Are you saying that the informed choice made by an adult member of the Jim Jones cult to kill his children with cyanide-laced Kool-Aid should be respected? You stated:
There are other perspectives from which people may find redeeming features that you may not see. There are other perspectives still that lessen negatives altogether requiring less offsetting from positives. Yet there are more perspectives that may enhance the positives that even you see.
Describe for me, please, what sort of perspective it would take to see redeeming features in a mindset that allows killing your children on command. What sort of perspective would lessen the negatives? What perspective would enhance the positives?
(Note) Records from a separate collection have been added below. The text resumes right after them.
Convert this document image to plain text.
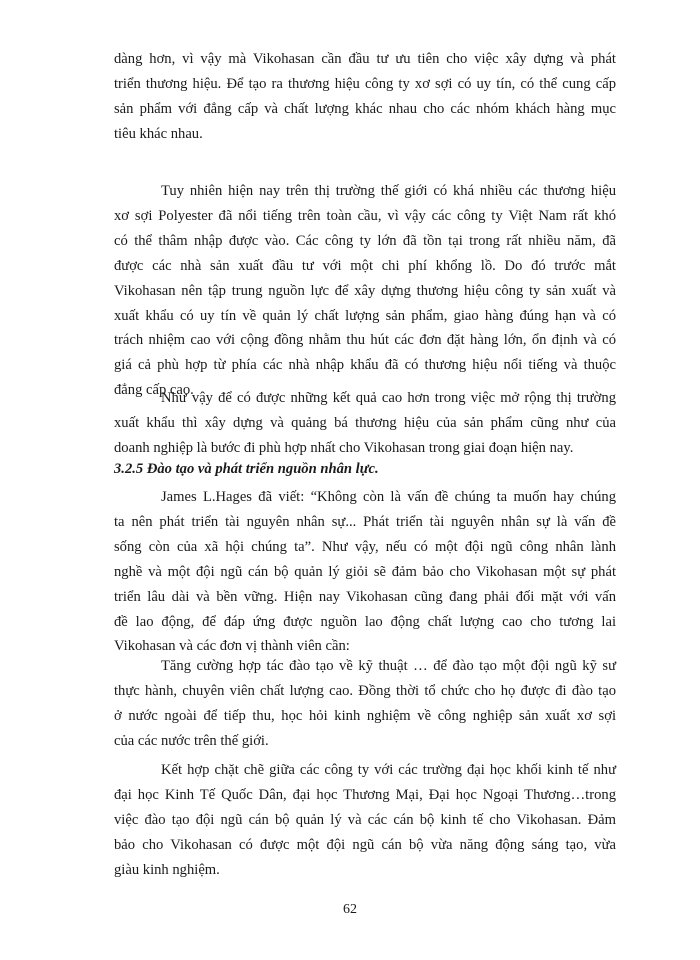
dàng hơn, vì vậy mà Vikohasan cần đầu tư ưu tiên cho việc xây dựng và phát
triển thương hiệu. Để tạo ra thương hiệu công ty xơ sợi có uy tín, có thể cung cấp
sản phẩm với đẳng cấp và chất lượng khác nhau cho các nhóm khách hàng mục
tiêu khác nhau.

Tuy nhiên hiện nay trên thị trường thế giới có khá nhiều các thương hiệu
xơ sợi Polyester đã nổi tiếng trên toàn cầu, vì vậy các công ty Việt Nam rất khó
có thể thâm nhập được vào. Các công ty lớn đã tồn tại trong rất nhiều năm, đã
được các nhà sản xuất đầu tư với một chi phí khổng lồ. Do đó trước mắt
Vikohasan nên tập trung nguồn lực để xây dựng thương hiệu công ty sản xuất và
xuất khẩu có uy tín về quản lý chất lượng sản phẩm, giao hàng đúng hạn và có
trách nhiệm cao với cộng đồng nhằm thu hút các đơn đặt hàng lớn, ổn định và có
giá cả phù hợp từ phía các nhà nhập khẩu đã có thương hiệu nổi tiếng và thuộc
đẳng cấp cao.

Như vậy để có được những kết quả cao hơn trong việc mở rộng thị trường
xuất khẩu thì xây dựng và quảng bá thương hiệu của sản phẩm cũng như của
doanh nghiệp là bước đi phù hợp nhất cho Vikohasan trong giai đoạn hiện nay.

3.2.5 Đào tạo và phát triển nguồn nhân lực.

James L.Hages đã viết: “Không còn là vấn đề chúng ta muốn hay chúng
ta nên phát triển tài nguyên nhân sự... Phát triển tài nguyên nhân sự là vấn đề
sống còn của xã hội chúng ta”. Như vậy, nếu có một đội ngũ công nhân lành
nghề và một đội ngũ cán bộ quản lý giỏi sẽ đảm bảo cho Vikohasan một sự phát
triển lâu dài và bền vững. Hiện nay Vikohasan cũng đang phải đối mặt với vấn
đề lao động, để đáp ứng được nguồn lao động chất lượng cao cho tương lai
Vikohasan và các đơn vị thành viên cần:

Tăng cường hợp tác đào tạo về kỹ thuật … để đào tạo một đội ngũ kỹ sư
thực hành, chuyên viên chất lượng cao. Đồng thời tổ chức cho họ được đi đào tạo
ở nước ngoài để tiếp thu, học hỏi kinh nghiệm về công nghiệp sản xuất xơ sợi
của các nước trên thế giới.

Kết hợp chặt chẽ giữa các công ty với các trường đại học khối kinh tế như
đại học Kinh Tế Quốc Dân, đại học Thương Mại, Đại học Ngoại Thương…trong
việc đào tạo đội ngũ cán bộ quản lý và các cán bộ kinh tế cho Vikohasan. Đảm
bảo cho Vikohasan có được một đội ngũ cán bộ vừa năng động sáng tạo, vừa
giàu kinh nghiệm.

62
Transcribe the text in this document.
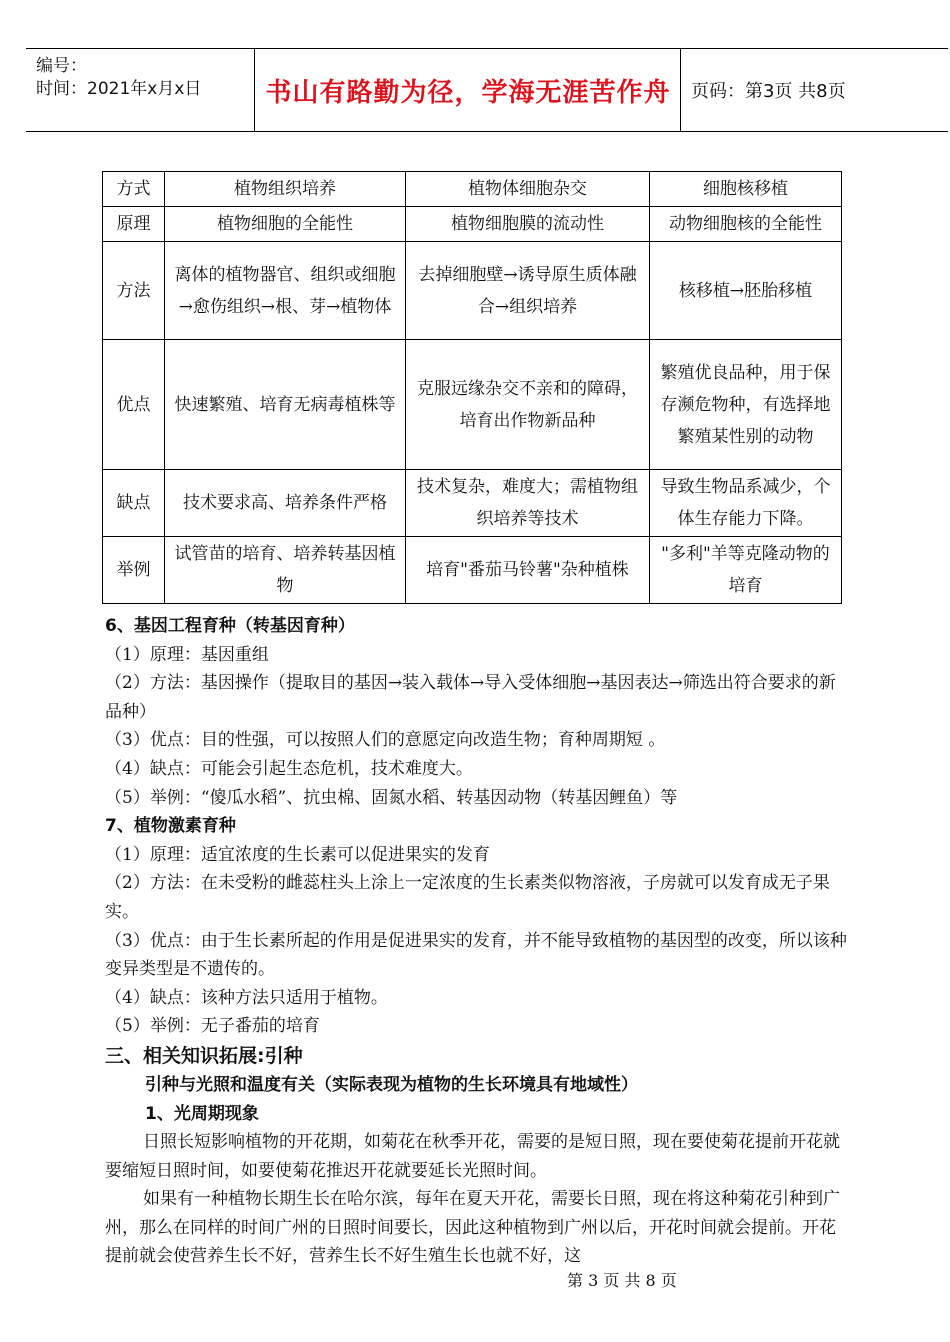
编号：
时间：2021年x月x日	书山有路勤为径，学海无涯苦作舟	页码：第3页 共8页
方式	植物组织培养	植物体细胞杂交	细胞核移植
原理	植物细胞的全能性	植物细胞膜的流动性	动物细胞核的全能性
方法	离体的植物器官、组织或细胞→愈伤组织→根、芽→植物体	去掉细胞壁→诱导原生质体融合→组织培养	核移植→胚胎移植
优点	快速繁殖、培育无病毒植株等	克服远缘杂交不亲和的障碍，培育出作物新品种	繁殖优良品种，用于保存濒危物种，有选择地繁殖某性别的动物
缺点	技术要求高、培养条件严格	技术复杂，难度大；需植物组织培养等技术	导致生物品系减少，个体生存能力下降。
举例	试管苗的培育、培养转基因植物	培育"番茄马铃薯"杂种植株	"多利"羊等克隆动物的培育

6、基因工程育种（转基因育种）

（1）原理：基因重组

（2）方法：基因操作（提取目的基因→装入载体→导入受体细胞→基因表达→筛选出符合要求的新品种）

（3）优点：目的性强，可以按照人们的意愿定向改造生物；育种周期短 。

（4）缺点：可能会引起生态危机，技术难度大。

（5）举例：“傻瓜水稻”、抗虫棉、固氮水稻、转基因动物（转基因鲤鱼）等

7、植物激素育种

（1）原理：适宜浓度的生长素可以促进果实的发育

（2）方法：在未受粉的雌蕊柱头上涂上一定浓度的生长素类似物溶液，子房就可以发育成无子果实。

（3）优点：由于生长素所起的作用是促进果实的发育，并不能导致植物的基因型的改变，所以该种变异类型是不遗传的。

（4）缺点：该种方法只适用于植物。

（5）举例：无子番茄的培育

三、相关知识拓展:引种

引种与光照和温度有关（实际表现为植物的生长环境具有地域性）

1、光周期现象

日照长短影响植物的开花期，如菊花在秋季开花，需要的是短日照，现在要使菊花提前开花就要缩短日照时间，如要使菊花推迟开花就要延长光照时间。

如果有一种植物长期生长在哈尔滨，每年在夏天开花，需要长日照，现在将这种菊花引种到广州，那么在同样的时间广州的日照时间要长，因此这种植物到广州以后，开花时间就会提前。开花提前就会使营养生长不好，营养生长不好生殖生长也就不好，这

第 3 页 共 8 页
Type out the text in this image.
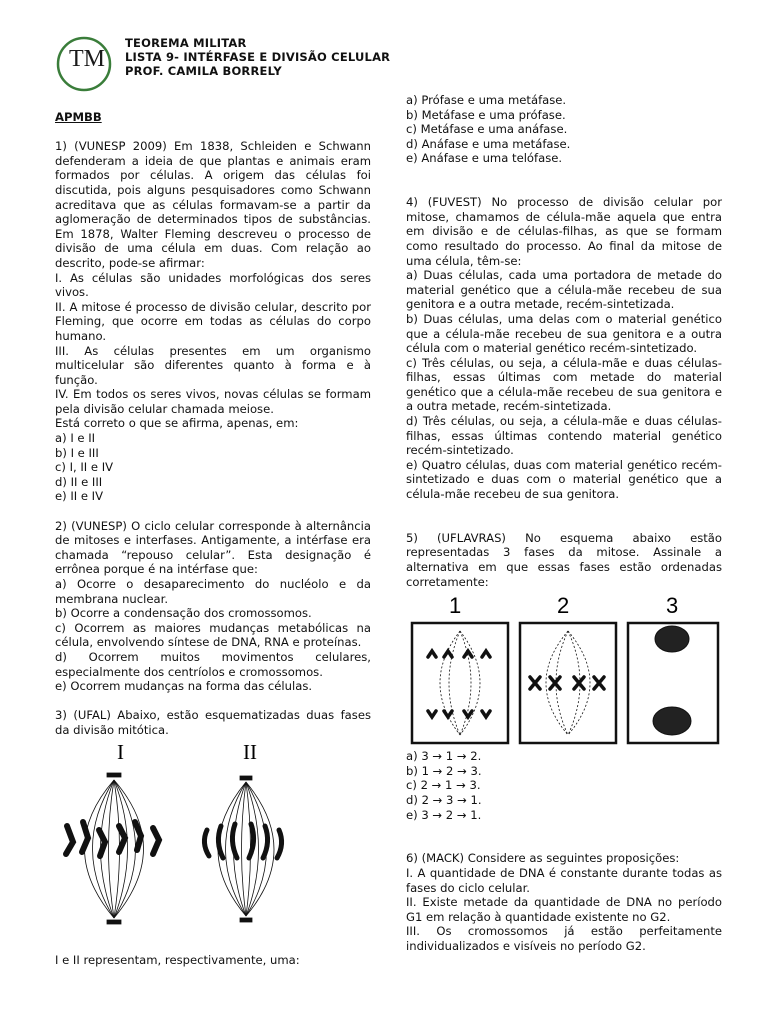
TM
TEOREMA MILITAR
LISTA 9- INTÉRFASE E DIVISÃO CELULAR
PROF. CAMILA BORRELY

APMBB

1) (VUNESP 2009) Em 1838, Schleiden e Schwann defenderam a ideia de que plantas e animais eram formados por células. A origem das células foi discutida, pois alguns pesquisadores como Schwann acreditava que as células formavam-se a partir da aglomeração de determinados tipos de substâncias. Em 1878, Walter Fleming descreveu o processo de divisão de uma célula em duas. Com relação ao descrito, pode-se afirmar:

I. As células são unidades morfológicas dos seres vivos.

II. A mitose é processo de divisão celular, descrito por Fleming, que ocorre em todas as células do corpo humano.

III. As células presentes em um organismo multicelular são diferentes quanto à forma e à função.

IV. Em todos os seres vivos, novas células se formam pela divisão celular chamada meiose.

Está correto o que se afirma, apenas, em:

a) I e II

b) I e III

c) I, II e IV

d) II e III

e) II e IV

2) (VUNESP) O ciclo celular corresponde à alternância de mitoses e interfases. Antigamente, a intérfase era chamada “repouso celular”. Esta designação é errônea porque é na intérfase que:

a) Ocorre o desaparecimento do nucléolo e da membrana nuclear.

b) Ocorre a condensação dos cromossomos.

c) Ocorrem as maiores mudanças metabólicas na célula, envolvendo síntese de DNA, RNA e proteínas.

d) Ocorrem muitos movimentos celulares, especialmente dos centríolos e cromossomos.

e) Ocorrem mudanças na forma das células.

3) (UFAL) Abaixo, estão esquematizadas duas fases da divisão mitótica.

I	II

I e II representam, respectivamente, uma:

a) Prófase e uma metáfase.

b) Metáfase e uma prófase.

c) Metáfase e uma anáfase.

d) Anáfase e uma metáfase.

e) Anáfase e uma telófase.

4) (FUVEST) No processo de divisão celular por mitose, chamamos de célula-mãe aquela que entra em divisão e de células-filhas, as que se formam como resultado do processo. Ao final da mitose de uma célula, têm-se:

a) Duas células, cada uma portadora de metade do material genético que a célula-mãe recebeu de sua genitora e a outra metade, recém-sintetizada.

b) Duas células, uma delas com o material genético que a célula-mãe recebeu de sua genitora e a outra célula com o material genético recém-sintetizado.

c) Três células, ou seja, a célula-mãe e duas células-filhas, essas últimas com metade do material genético que a célula-mãe recebeu de sua genitora e a outra metade, recém-sintetizada.

d) Três células, ou seja, a célula-mãe e duas células-filhas, essas últimas contendo material genético recém-sintetizado.

e) Quatro células, duas com material genético recém-sintetizado e duas com o material genético que a célula-mãe recebeu de sua genitora.

5) (UFLAVRAS) No esquema abaixo estão representadas 3 fases da mitose. Assinale a alternativa em que essas fases estão ordenadas corretamente:

1	2	3

a) 3 → 1 → 2.

b) 1 → 2 → 3.

c) 2 → 1 → 3.

d) 2 → 3 → 1.

e) 3 → 2 → 1.

6) (MACK) Considere as seguintes proposições:

I. A quantidade de DNA é constante durante todas as fases do ciclo celular.

II. Existe metade da quantidade de DNA no período G1 em relação à quantidade existente no G2.

III. Os cromossomos já estão perfeitamente individualizados e visíveis no período G2.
Apply this to the JW blood situation where JW parents sometimes kill their children by withholding a lifesaving transfusion.
What about the recent situation making national news, where a drunk driver's idiot actions smashed up a JW family? The JW woman refused blood and died. It's not clear whether the woman would have died with or without blood. The drunk should be severely punished. But should he be charged with murder when the woman's ill-chosen but, according to JWs, informed choice is very likely to have contributed to her death?
This case may not be clear cut, but suppose there were a clear cut case where a JW was injured such that he or she was bleeding profusely but was otherwise not badly injured? In such a case the JW unarguably bled to death by choice. Should the man who caused the injury be charged with murder when it was the injured's decision to die? I think the answer is obvious, and it blows away your notions of spiritual and moral relativism where all claimed spiritual and moral perspectives ought to be respected as equally valid choices.
Your notions of spiritual and moral relativism are diametrically opposed to JW teaching. JWs reject your notions entirely, claiming that one cannot be a Christian or serve God unless you're a member in good standing of the JW organization. Your perspective on this makes you an apostate from the JW point of view because you reject their teaching on this important-from-their-viewpoint subject. You appear to take the odd position that their condemnation of your views is ok because you reject their teaching on it. You seem to be strangely comfortable with the fact that according to official JW teaching, your rejection of JW leaders as God's exclusive spokesmen makes you worthy of death at God's hands.
As for people showing disrespect for JWs by labelling them graduates of WWU etc., please note that this is usually hyperbole designed to make an obvious point. It's poking fun at a stereotype. Stereotypes usually have a basis in fact, and this particular stereotype certainly has such.